L’intera filiera della musica è in grande difficoltà a causa del lockdown per l’emergenza coronavirus: gli orizzonti del settore sono incerti, nessuno sa quando e come le attività potranno tornare profittevoli. Lo si è detto e ripetuto più volte, a tutti i livelli, dal famigerato 21 febbraio a questa parte. Ma all’interno dalla filiera della musica c’è un segmento che ha persino meno voce rispetto a chi produce dischi o organizza spettacoli dal vivo: si tratta dei negozi di strumenti musicali, già in gravi difficoltà a causa dell’esplosione delle piattaforme di vendita online e, adesso, addirittura a rischio fallimento.

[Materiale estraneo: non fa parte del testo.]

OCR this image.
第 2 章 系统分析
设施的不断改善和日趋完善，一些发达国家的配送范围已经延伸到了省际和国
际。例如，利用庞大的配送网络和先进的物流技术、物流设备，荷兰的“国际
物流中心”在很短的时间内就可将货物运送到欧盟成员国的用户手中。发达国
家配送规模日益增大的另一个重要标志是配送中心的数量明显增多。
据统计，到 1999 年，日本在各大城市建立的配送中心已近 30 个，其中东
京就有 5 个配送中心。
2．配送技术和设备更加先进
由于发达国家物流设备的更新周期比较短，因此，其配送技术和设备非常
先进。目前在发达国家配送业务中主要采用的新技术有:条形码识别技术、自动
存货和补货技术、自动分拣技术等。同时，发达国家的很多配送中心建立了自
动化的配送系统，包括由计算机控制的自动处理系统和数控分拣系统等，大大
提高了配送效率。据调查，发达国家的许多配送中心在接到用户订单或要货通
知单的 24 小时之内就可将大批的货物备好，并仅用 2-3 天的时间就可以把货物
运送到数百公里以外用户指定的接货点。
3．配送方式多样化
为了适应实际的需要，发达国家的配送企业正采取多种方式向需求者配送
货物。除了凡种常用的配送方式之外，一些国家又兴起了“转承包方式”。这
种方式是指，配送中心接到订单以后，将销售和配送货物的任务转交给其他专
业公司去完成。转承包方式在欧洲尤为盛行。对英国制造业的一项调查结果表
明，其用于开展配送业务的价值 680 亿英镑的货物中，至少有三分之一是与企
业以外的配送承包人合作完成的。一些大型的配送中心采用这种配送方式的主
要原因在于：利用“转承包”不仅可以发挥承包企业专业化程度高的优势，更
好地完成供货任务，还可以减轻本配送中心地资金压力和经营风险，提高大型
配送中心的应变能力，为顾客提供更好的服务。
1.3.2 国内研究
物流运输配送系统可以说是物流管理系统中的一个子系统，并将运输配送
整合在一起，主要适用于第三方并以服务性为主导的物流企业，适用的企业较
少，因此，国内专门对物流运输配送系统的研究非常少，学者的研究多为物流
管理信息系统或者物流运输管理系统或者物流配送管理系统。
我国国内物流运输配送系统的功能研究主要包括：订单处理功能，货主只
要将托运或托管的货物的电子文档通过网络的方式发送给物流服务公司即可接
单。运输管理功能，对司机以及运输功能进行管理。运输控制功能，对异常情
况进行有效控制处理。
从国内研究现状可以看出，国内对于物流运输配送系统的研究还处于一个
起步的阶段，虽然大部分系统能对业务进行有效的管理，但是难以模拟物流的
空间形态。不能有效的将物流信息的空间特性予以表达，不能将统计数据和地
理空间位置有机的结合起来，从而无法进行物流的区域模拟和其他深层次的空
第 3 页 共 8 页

Cosa si potrebbe fare per risollevarne le sorti? «Dare vita a un bonus che corrisponda al 25% del fatturato realizzato nel 2019 da versare direttamente all’interessato che ne abbia diritto, in un’unica soluzione entro luglio o in quattro fasi a partire da luglio a ottobre 2020 sotto il vigile controllo di una apposita commissione e funzionari dell’agenzia delle Entrate. Con una condizione imprescindibile: investire esclusivamente nell’attività commerciale dell’azienda e più precisamente in acquisto di merci, attività di marketing e sviluppo delle vendite on-line». La proposta arriva da uno che se ne intende: Claudio Formisano, commissario dei Rapporti bilaterali con la Cina e referente per mercato italiano di Cafim, la confederazione europea che raccoglie i maggiori produttori di strumenti musicali del vecchio continente.
Per lui la data del 18 maggio fissata per le riaperture «potrebbe essere troppo tardi». Secondo Formisano, «il mondo degli strumenti musicali segue un percorso che l’emergenza coronavirus ha minato alla base, mettendone a rischio il futuro. Infatti fino a oggi non solo non è stato fatto alcun passo supporto di queste attività, ma i negozi di strumenti musicali non sono mai neanche stati nominati o da chicchessia dentro e fuori dal Governo, mentre i circhi sì. Con tutto il rispetto per i circhi». Le vendite degli strumenti musicali «sono stagionali e raggiungono il loro picco nel periodo compreso tra fine settembre e dicembre in quanto seguono principalmente lo stesso andamento dei corsi di musica e dell’anno scolastico. Oltre a questo fattore, beneficiano della necessità dei rivenditori di approvvigionarsi sufficientemente in previsione del periodo natalizio».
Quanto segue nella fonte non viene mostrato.